When it comes to food, don’t swallow all that information online and on social media. Nutrition experts are busting a lot of the myths with science-based evidence.
Setting the record straight on some of the misinformation is Baylor University nutrition expert and registered dietitian Janelle Walter, PhD, professor of family and consumer sciences and Nutrition Sciences Program coordinator in Baylor’s Robbins College of Health and Human Sciences. Here are some top food myths that need debunking:
MYTH 1: CARBS ARE BAD
“Carbohydrates are your friend. The brain, heart, pancreas, liver and red blood cells use energy that comes from carbohydrates,” says Walter. “Sugars, pasta, bread, beans and so on are great at supplying carbohydrates your body needs. Fats cannot do this. Stored protein can help but with limitations. That is why about 50% of daily calories should come from carbohydrates.”
MYTH 2: IF YOU CAN’T PRONOUNCE IT, YOU SHOULDN’T EAT IT
“This is much too simplistic,” says Walter. “For example, the name for coffee or caffeine is C8H10N4O2 or 1,3,7-Trimethylpurine-2,6-dione. Or aspirin is 2-Acetoxybenzoic acid. Some of the most common ingredients, when listed by their chemical names, look unfamiliar. This is no way to judge the worth of an ingredient.”
MYTH 3: HIGH FRUCTOSE CORN SYRUP IS WORSE THAN TABLE SUGAR
“The glucose-fructose ration of high fructose corn syrup is exactly the same as table sugar. There is no difference. They are the same chemically,” says Walter.
MYTH 4: EVERYONE NEEDS TO DRINK EIGHT GLASSES OF WATER A DAY
“How much water do you need per day? It is estimated that you lose about six cups of water per day and this needs to be replaced,” Walter said. “It can come from pure water, lemonade or watermelon. If you are thirsty then you need to drink water. If you are in the hot sun you need six cups and more because you are sweating and cool water would work in that situation. It helps you cool off.”

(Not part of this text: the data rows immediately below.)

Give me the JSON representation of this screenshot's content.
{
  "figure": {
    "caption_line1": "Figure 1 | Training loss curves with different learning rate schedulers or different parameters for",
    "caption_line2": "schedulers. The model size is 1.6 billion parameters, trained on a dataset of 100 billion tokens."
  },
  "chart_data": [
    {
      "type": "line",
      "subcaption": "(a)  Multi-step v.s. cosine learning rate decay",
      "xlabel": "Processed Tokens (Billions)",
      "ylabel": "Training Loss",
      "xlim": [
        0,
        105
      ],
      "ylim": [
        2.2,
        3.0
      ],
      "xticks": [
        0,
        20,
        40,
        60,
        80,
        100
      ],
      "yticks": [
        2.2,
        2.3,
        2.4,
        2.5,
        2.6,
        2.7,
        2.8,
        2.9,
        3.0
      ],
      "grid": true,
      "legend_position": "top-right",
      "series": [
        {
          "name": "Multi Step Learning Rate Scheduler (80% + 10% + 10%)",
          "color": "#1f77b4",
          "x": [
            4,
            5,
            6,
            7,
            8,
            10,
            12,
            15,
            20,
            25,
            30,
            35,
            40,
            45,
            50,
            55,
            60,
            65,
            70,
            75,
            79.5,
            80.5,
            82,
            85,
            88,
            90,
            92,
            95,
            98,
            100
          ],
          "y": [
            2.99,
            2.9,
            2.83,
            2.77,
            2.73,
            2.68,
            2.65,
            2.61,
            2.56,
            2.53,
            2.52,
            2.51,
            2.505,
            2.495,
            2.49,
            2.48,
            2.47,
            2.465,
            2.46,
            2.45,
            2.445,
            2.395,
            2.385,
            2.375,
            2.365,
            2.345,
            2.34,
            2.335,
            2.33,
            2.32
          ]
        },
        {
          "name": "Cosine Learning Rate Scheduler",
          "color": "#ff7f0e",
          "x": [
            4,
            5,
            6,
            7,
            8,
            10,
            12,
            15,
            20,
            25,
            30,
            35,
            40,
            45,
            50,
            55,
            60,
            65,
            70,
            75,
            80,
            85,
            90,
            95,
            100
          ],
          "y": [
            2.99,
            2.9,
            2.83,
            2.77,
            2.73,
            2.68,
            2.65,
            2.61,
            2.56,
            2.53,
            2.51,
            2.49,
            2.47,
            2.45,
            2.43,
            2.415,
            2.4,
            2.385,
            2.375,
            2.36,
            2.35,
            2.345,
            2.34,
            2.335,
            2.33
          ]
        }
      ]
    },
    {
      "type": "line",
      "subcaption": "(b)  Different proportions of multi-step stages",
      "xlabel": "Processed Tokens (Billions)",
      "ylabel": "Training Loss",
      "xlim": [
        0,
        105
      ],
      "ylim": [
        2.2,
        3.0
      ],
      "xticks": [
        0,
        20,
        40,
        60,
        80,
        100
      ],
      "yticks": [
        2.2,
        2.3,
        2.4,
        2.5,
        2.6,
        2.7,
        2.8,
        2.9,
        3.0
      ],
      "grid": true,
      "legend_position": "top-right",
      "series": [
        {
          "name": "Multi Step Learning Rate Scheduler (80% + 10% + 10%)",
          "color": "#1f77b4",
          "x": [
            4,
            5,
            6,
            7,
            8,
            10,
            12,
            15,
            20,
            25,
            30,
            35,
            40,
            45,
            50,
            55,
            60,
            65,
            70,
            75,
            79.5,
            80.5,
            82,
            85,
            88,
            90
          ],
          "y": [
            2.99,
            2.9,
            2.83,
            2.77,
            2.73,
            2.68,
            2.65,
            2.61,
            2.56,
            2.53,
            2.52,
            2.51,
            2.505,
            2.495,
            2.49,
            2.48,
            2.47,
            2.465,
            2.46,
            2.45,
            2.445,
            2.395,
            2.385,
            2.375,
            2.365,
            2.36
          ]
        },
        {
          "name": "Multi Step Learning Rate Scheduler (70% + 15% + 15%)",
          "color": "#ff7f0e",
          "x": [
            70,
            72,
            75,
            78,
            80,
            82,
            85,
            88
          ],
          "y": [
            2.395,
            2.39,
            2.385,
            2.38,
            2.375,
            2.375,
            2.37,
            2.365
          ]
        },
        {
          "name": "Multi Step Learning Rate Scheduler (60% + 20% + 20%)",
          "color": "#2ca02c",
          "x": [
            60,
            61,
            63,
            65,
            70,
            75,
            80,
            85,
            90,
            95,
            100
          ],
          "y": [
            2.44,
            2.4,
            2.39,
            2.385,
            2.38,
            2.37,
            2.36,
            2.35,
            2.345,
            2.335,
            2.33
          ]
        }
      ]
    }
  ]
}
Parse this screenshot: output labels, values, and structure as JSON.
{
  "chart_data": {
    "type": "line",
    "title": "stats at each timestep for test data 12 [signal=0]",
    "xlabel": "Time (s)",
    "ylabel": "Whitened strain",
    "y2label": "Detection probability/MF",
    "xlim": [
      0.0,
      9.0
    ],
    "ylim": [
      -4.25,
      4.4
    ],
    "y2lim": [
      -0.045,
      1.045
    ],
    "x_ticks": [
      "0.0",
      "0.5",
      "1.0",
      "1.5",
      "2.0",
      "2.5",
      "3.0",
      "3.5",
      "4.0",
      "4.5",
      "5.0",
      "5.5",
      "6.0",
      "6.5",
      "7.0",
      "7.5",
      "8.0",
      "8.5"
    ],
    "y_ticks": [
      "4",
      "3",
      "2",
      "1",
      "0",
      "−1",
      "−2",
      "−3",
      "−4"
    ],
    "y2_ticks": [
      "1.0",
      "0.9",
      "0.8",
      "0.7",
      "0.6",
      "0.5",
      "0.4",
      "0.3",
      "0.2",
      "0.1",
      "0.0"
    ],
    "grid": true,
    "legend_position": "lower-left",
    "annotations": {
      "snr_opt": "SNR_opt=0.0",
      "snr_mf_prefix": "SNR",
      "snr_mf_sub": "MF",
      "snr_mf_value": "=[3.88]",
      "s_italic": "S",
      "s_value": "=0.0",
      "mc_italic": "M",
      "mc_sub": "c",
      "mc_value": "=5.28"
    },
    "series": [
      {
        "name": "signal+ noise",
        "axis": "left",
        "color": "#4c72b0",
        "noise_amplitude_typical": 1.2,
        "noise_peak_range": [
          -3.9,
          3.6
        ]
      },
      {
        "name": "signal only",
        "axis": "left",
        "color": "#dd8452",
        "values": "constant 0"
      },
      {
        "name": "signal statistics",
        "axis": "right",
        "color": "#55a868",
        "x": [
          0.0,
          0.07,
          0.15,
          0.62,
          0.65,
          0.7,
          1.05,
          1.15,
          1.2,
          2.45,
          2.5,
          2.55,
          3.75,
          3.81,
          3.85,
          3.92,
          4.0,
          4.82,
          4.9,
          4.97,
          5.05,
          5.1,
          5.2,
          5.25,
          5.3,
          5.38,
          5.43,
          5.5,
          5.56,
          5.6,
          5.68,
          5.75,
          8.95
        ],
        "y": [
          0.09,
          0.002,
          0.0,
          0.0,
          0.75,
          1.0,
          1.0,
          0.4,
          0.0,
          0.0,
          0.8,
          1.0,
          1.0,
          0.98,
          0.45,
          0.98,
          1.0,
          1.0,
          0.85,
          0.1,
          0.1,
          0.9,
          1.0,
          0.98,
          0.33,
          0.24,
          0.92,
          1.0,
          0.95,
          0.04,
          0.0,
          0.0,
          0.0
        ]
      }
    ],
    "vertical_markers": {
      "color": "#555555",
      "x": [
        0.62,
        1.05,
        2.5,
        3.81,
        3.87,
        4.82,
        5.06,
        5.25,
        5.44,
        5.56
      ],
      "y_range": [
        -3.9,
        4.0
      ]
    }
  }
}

All that said, “Drinking too much water is not good. It can dilute the electrolytes and your heart will not beat normally.”
MYTH 5: EATING CARROTS WILL IMPROVE YOUR EYESIGHT
“Carrots have carotene, which can be made into Vitamin A by the liver,” says Walter. While carrots do help overall eye health, the myth that they improve eyesight was deliberately developed by the British during World War II. They wanted to convince Germany that the Royal Air Force’s success in shooting down Nazi planes was the result of improved night vision due to eating carrots (the actual reason was the new radar technology the RAF was using.